REPUBLIKA.CO.ID, Keberadaan ulama dalam lingkaran kekuasaan merupakan pemandangan yang banyak ditemukan dalam sejarah peradaban Islam. Fakta ini pun memunculkan pro dan kontra. Bagi mereka yang tidak setuju, keberadaan ulama di pusaran kekuasaan tidak memberikan pengaruh apapun.
Benarkah demikian?

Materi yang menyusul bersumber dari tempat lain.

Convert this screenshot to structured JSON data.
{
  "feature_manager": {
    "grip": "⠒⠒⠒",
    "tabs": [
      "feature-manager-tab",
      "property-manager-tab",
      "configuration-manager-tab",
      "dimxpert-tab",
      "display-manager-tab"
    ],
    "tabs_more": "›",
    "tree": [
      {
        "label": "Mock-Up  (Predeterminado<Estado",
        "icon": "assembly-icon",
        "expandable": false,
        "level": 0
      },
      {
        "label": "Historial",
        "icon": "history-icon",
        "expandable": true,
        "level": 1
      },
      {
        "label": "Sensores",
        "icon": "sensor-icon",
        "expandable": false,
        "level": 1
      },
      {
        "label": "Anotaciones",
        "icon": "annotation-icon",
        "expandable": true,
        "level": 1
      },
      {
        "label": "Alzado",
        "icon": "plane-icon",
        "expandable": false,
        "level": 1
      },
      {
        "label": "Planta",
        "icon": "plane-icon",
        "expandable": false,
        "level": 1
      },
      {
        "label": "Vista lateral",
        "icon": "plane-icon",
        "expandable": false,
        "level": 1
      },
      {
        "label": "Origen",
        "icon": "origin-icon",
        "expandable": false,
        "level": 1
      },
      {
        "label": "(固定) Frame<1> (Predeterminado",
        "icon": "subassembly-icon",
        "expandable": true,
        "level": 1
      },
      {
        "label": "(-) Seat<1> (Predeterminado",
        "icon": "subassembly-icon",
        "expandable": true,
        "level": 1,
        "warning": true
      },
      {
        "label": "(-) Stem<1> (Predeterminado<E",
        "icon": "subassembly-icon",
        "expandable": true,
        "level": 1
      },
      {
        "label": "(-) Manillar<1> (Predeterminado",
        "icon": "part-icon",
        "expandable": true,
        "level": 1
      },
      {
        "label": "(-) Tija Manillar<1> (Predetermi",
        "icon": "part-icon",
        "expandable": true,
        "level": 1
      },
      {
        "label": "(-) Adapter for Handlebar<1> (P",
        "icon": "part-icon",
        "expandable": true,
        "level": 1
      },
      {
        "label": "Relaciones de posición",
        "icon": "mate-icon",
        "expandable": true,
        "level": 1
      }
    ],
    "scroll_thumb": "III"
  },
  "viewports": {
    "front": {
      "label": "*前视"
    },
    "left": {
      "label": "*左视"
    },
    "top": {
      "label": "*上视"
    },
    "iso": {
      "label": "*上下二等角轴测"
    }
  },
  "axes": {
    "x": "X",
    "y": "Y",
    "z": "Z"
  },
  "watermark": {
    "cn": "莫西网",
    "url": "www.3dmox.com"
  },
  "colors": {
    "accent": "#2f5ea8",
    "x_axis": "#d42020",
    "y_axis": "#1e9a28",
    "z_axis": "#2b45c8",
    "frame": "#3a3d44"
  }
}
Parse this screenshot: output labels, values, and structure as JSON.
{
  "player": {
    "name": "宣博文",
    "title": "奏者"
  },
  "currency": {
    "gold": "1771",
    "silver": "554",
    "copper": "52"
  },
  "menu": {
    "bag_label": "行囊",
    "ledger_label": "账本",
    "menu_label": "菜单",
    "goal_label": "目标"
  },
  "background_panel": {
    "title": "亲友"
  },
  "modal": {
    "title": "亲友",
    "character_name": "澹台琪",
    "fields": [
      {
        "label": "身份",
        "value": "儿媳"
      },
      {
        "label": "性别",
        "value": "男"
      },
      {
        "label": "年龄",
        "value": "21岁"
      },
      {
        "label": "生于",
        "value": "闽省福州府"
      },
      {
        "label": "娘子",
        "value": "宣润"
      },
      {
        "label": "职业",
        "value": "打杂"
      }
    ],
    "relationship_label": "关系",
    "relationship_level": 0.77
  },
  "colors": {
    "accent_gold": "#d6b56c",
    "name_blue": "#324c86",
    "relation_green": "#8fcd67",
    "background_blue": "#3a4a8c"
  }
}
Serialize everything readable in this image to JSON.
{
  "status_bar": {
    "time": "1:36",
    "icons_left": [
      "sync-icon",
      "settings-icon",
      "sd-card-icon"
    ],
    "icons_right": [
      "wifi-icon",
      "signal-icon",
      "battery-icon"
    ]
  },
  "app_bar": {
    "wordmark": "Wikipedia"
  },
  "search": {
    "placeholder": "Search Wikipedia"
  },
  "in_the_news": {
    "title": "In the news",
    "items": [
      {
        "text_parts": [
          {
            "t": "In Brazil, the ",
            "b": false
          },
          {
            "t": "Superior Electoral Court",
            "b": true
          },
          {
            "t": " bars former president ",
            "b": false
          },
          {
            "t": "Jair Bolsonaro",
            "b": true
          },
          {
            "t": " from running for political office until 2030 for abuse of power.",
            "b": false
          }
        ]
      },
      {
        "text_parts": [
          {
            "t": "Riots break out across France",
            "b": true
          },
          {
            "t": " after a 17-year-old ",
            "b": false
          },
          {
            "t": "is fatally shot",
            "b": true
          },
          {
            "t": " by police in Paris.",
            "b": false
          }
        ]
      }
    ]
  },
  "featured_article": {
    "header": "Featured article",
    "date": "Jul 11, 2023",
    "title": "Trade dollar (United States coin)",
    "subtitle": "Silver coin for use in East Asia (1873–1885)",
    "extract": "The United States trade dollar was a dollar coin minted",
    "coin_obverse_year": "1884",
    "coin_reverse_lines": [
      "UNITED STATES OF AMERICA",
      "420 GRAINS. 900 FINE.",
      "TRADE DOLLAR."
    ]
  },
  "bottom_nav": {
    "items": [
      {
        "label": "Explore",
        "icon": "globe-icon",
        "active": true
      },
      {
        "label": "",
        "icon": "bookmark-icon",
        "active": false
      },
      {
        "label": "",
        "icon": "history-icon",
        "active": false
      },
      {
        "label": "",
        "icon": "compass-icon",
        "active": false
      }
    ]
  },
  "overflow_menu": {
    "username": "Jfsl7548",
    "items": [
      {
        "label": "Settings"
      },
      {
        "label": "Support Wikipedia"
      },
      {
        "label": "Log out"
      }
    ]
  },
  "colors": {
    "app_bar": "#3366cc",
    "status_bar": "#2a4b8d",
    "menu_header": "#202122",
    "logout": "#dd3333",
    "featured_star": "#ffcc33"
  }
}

Menurut Direktur Aswaja Center Pengurus Wilayah Nahdlatul Ulama (PWNU) Jawa Timur, KH Ma’ruf Khazin, Hujjatul Islam Abu Hamid al-Ghazali, justru mempunyai pandangan lain. Dalam kitabnya Ihya Ulumiddin, dia menjelaska demikian:
ﻓﺎﻟﻔﻘﻴﻪ ﻫﻮ اﻟﻌﺎﻟﻢ ﺑﻘﺎﻧﻮﻥ اﻟﺴﻴﺎﺳﺔ ﻭﻃﺮﻳﻖ اﻟﺘﻮﺳﻂ ﺑﻴﻦ اﻟﺨﻠﻖ ﺇﺫا ﺗﻨﺎﺯﻋﻮا ﺑﺤﻜﻢ اﻟﺸﻬﻮاﺕ
“Seorang ulama ahli Fikih adalah orang yang mengerti terhadap aturan dalam politik dan jalan tengah antara masyarakat ketika mereka bersengketa dengan hukum syahwat
ﻓﻜﺎﻥ اﻟﻔﻘﻴﻪ ﻣﻌﻠﻢ اﻟﺴﻠﻄﺎﻥ ﻭﻣﺮﺷﺪﻩ ﺇﻟﻰ ﻃﺮﻕ ﺳﻴﺎﺳﺔ اﻟﺨﻠﻖ ﻭﺿﺒﻄﻬﻢ ﻟﻴﻨﺘﻈﻢ ﺑﺎﺳﺘﻘﺎﻣﺘﻬﻢ ﺃﻣﻮﺭﻫﻢ ﻓﻲ اﻟﺪﻧﻴﺎ
Maka kedudukan ulama ahli fiqih adalah pengajar bagi pemerintah dan pemberi petunjuk baginya menuju jalan mengatur masyarakat, agar urusan keduniaan mereka menjadi teratur
ﻭﻟﻌﻤﺮﻱ ﺇﻧﻪ ﻣﺘﻌﻠﻖ ﺃﻳﻀﺎً ﺑﺎﻟﺪﻳﻦ ﻟﻜﻦ ﻻ ﺑﻨﻔﺴﻪ ﺑﻞ ﺑﻮاﺳﻄﺔ اﻟﺪﻧﻴﺎ ﻓﺈﻥ اﻟﺪﻧﻴﺎ ﻣﺰﺭﻋﺔ اﻵﺧﺮﺓ ﻭﻻ ﻳﺘﻢ اﻟﺪﻳﻦ ﺇﻻ ﺑﺎﻟﺪﻧﻴﺎ
Sepengetahuanku (Al-Ghazali) masalah ini tetap berkaitan dengan agama juga, meski tidak langsung, namun melalui perantara dunia. Sebab dunia adalah ladang amal untuk akhirat. Dan masalah agama tidak sempurna kecuali dengan dunia.